Note the missing check on the input values for integerness. One could be forgiven for trying something like this, preferable between lines [2b] and [3]:

die "array1 must contain integers only" unless all(@array1) ~~ Int;
die "array2 must contain integers only" unless all(@array2) ~~ Int;
die "array3 must contain integers only" unless all(@array3) ~~ Int;

But this will not work, as words returns strings. Use something like this instead, if you absolutely feel the need:

die "array1 must contain integers only" unless all(@array1) ~~ /^<[0..9]>+$/;

Beware that it does not allow for negative values, and nonsense values as «000» and «007» are allowed.

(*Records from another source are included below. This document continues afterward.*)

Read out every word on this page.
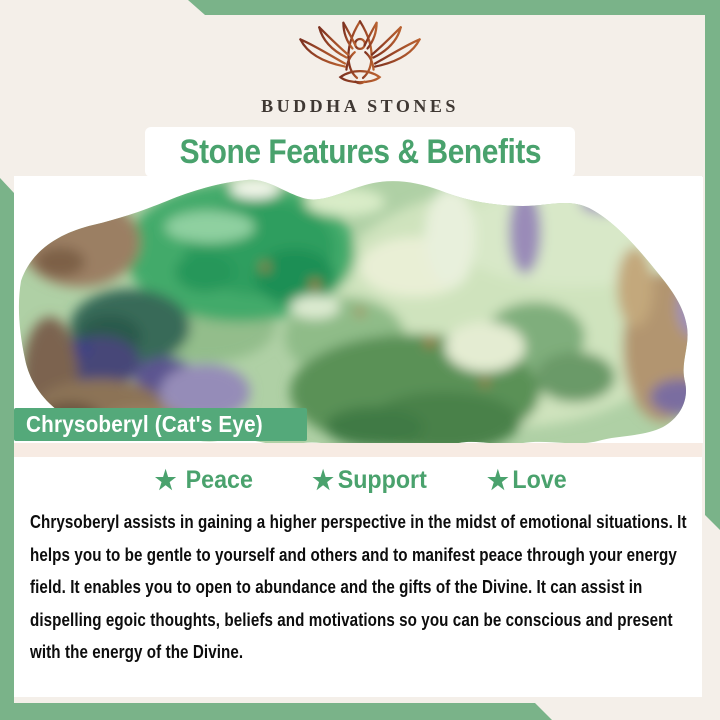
BUDDHA STONES
Stone Features & Benefits
Chrysoberyl (Cat's Eye)
★ Peace ★ Support ★ Love
Chrysoberyl assists in gaining a higher perspective in the midst of emotional situations. It helps you to be gentle to yourself and others and to manifest peace through your energy field. It enables you to open to abundance and the gifts of the Divine. It can assist in dispelling egoic thoughts, beliefs and motivations so you can be conscious and present with the energy of the Divine.
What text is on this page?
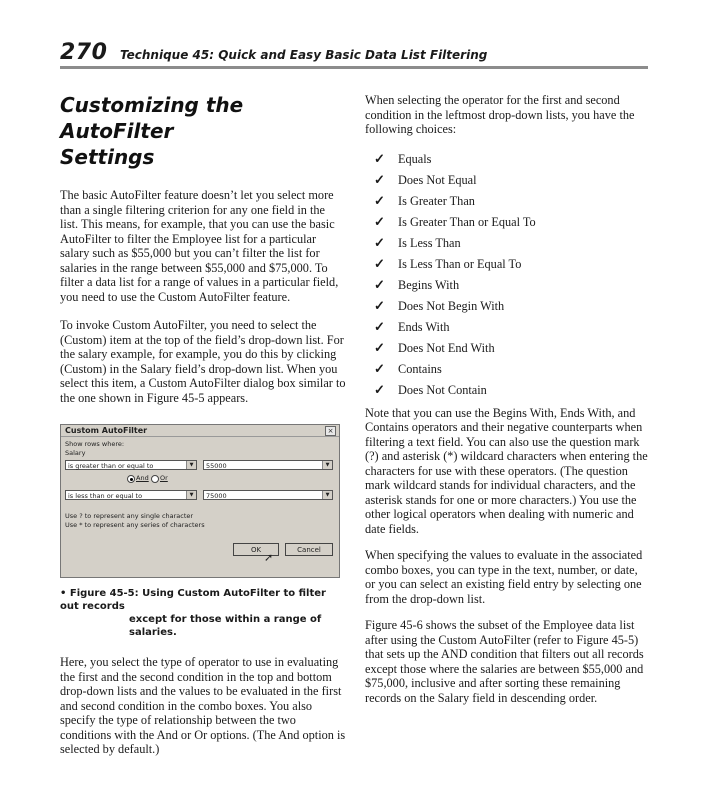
270 Technique 45: Quick and Easy Basic Data List Filtering
Customizing the AutoFilter
Settings

The basic AutoFilter feature doesn’t let you select more than a single filtering criterion for any one field in the list. This means, for example, that you can use the basic AutoFilter to filter the Employee list for a particular salary such as $55,000 but you can’t filter the list for salaries in the range between $55,000 and $75,000. To filter a data list for a range of values in a particular field, you need to use the Custom AutoFilter feature.

To invoke Custom AutoFilter, you need to select the (Custom) item at the top of the field’s drop-down list. For the salary example, for example, you do this by clicking (Custom) in the Salary field’s drop-down list. When you select this item, a Custom AutoFilter dialog box similar to the one shown in Figure 45-5 appears.

Custom AutoFilter	×
Show rows where:
Salary
is greater than or equal to	▼	55000	▼
And Or
is less than or equal to	▼	75000	▼
Use ? to represent any single character
Use * to represent any series of characters
OK	Cancel
➚
• Figure 45-5: Using Custom AutoFilter to filter out records
except for those within a range of salaries.

Here, you select the type of operator to use in evaluating the first and the second condition in the top and bottom drop-down lists and the values to be evaluated in the first and second condition in the combo boxes. You also specify the type of relationship between the two conditions with the And or Or options. (The And option is selected by default.)

When selecting the operator for the first and second condition in the leftmost drop-down lists, you have the following choices:

✓ Equals
✓ Does Not Equal
✓ Is Greater Than
✓ Is Greater Than or Equal To
✓ Is Less Than
✓ Is Less Than or Equal To
✓ Begins With
✓ Does Not Begin With
✓ Ends With
✓ Does Not End With
✓ Contains
✓ Does Not Contain

Note that you can use the Begins With, Ends With, and Contains operators and their negative counterparts when filtering a text field. You can also use the question mark (?) and asterisk (*) wildcard characters when entering the characters for use with these operators. (The question mark wildcard stands for individual characters, and the asterisk stands for one or more characters.) You use the other logical operators when dealing with numeric and date fields.

When specifying the values to evaluate in the associated combo boxes, you can type in the text, number, or date, or you can select an existing field entry by selecting one from the drop-down list.

Figure 45-6 shows the subset of the Employee data list after using the Custom AutoFilter (refer to Figure 45-5) that sets up the AND condition that filters out all records except those where the salaries are between $55,000 and $75,000, inclusive and after sorting these remaining records on the Salary field in descending order.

The challenge does indeed specify integers, but it really does not matter. As long as we use one or more spaces between the values to make words happy.

Running it:

$ ./two-out-of-tree "1 1 2 4" "2 4" "4"

$ ./two-out-of-tree "1 1 2 -4" "2 -4" "4"

$ ./two-out-of-tree "a b c" "d e a" "b"

Looking good.

With verbose mode:

$ ./two-out-of-tree -v "1 1 2 4" "2 4" "4"
:All: ("1"=>1,"4"=>3,"2"=>2).Bag
:Ok: $(("4" => 3, "2" => 2).Seq)

$ ./two-out-of-tree -v "1 1 2 -4" "2 -4" "4"
:All: ("-4"=>2,"4"=>1,"2"=>2,"1"=>1).Bag
:Ok: $(("-4" => 2, "2" => 2).Seq)

$ ./two-out-of-tree -v "a b c" "d e a" "b"
:All: ("c"=>1,"b"=>2,"d"=>1,"e"=>1,"a"=>2).Bag
:Ok: $((:b(2), :a(2)).Seq)

Negative values does not quite work out:

$ ./two-out-of-tree "-1 2 3" "4 5 6" "1 001"
  ./two-out-of-tree [-v|--verbose[=Any]] <one> <two> <three>

$ ./two-out-of-tree "1 -2 3" "4 5 6" "1 001"

So words may not be that great a choice. Let us do it the hard way:

File: two-out-of-tree-split (partial)
my @array1 = $one.split(/\s+/);
my @array2 = $two.split(/\s+/);
my @array3 = $three.split(/\s+/);

This does not help, giving the exact same result as above. So it is the shell that is the problem; not the program. (Using single quotes instead of double quotes does not help.)

The solution: Do not specify a negative value as the first value in the first string. (This is ok as the order does not matter, but it will cause problems if we were to use only negative values.)

Oh, well. Another rabbit hole...

And that's it.